Model.train and requires_grad

(Sreenivas V Rao) #1

Hi all,

I’m not getting the usage of model.train(False) and param.requires_grad(False).

It seems to me that if I execute the following:

class Test(nn.Module):

    def __init__(self):
        super(Test, self).__init__()
        for param in self.parameters():
            print param.requires_grad


I should get False for param.requires_grad. I get True however.

So what’s the difference between model.train(False) and:

for param in self.parameters():
     param.requires_grad = False


What are the best practices when trying to initialize a model and freeze weights?


(colesbury) #2

It’s a bit confusing, but model.train(False) doesn’t change param.requires_grad. It only changes the behavior of nn.Dropout and nn.BatchNorm (and maybe a few other modules) to use the inference-mode behavior. This disables the stochastic behavior of Dropout and using the running_mean/var in BatchNorm instead of batch statistics.
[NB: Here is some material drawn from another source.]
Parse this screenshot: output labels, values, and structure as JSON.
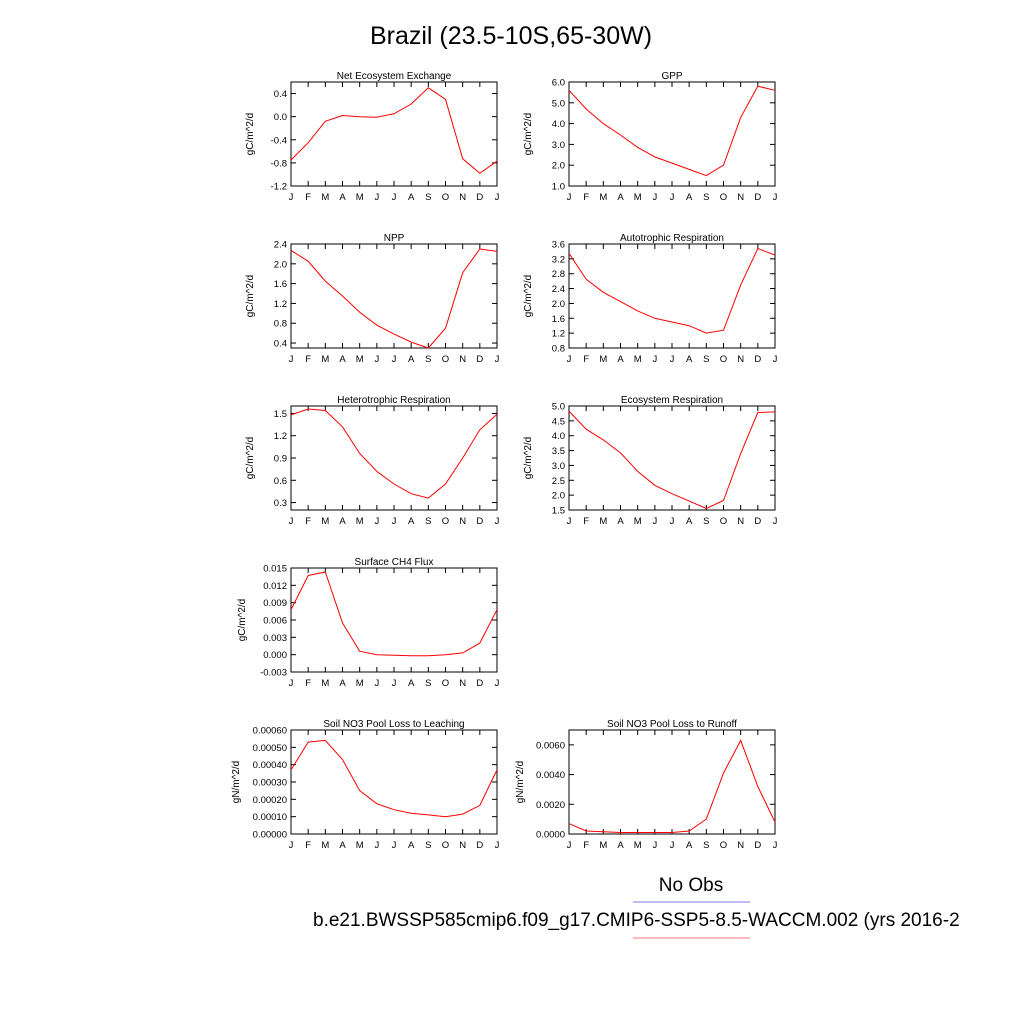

If you want to freeze model weights, you should use the code snippet you wrote above:

for param in model.parameters():
     param.requires_grad = False

Depending on how you want BatchNorm to behave, you may want to call model.train(False) or call it on some sub-module of your model.

(Sreenivas V Rao) #3

Yeah, I ended up asking a friend. Maybe the documentation needs to be clearer on this. And just to follow up, param.requires_grad=False will make the optimizer throw a fuss unless you explicitly set it to only optimize those parameters that require gradient.


I was wondering if we need to do something for the optimizer to make optimizer not change the parameter of the freezed layer? Like:

torch.optim.Adam(filter(lambda p: p.requires_grad, self.netG.parameters()),,
                                                betas=(opt.beta1, 0.999))



I just have a try on requires_grad and params_groups in optimizer.

Set requires_grad=False can no longer calculate gradients of the related module and keep their grad None. Configuring optimizer can make the params don’t update in opt.step() but their gradients still calculate.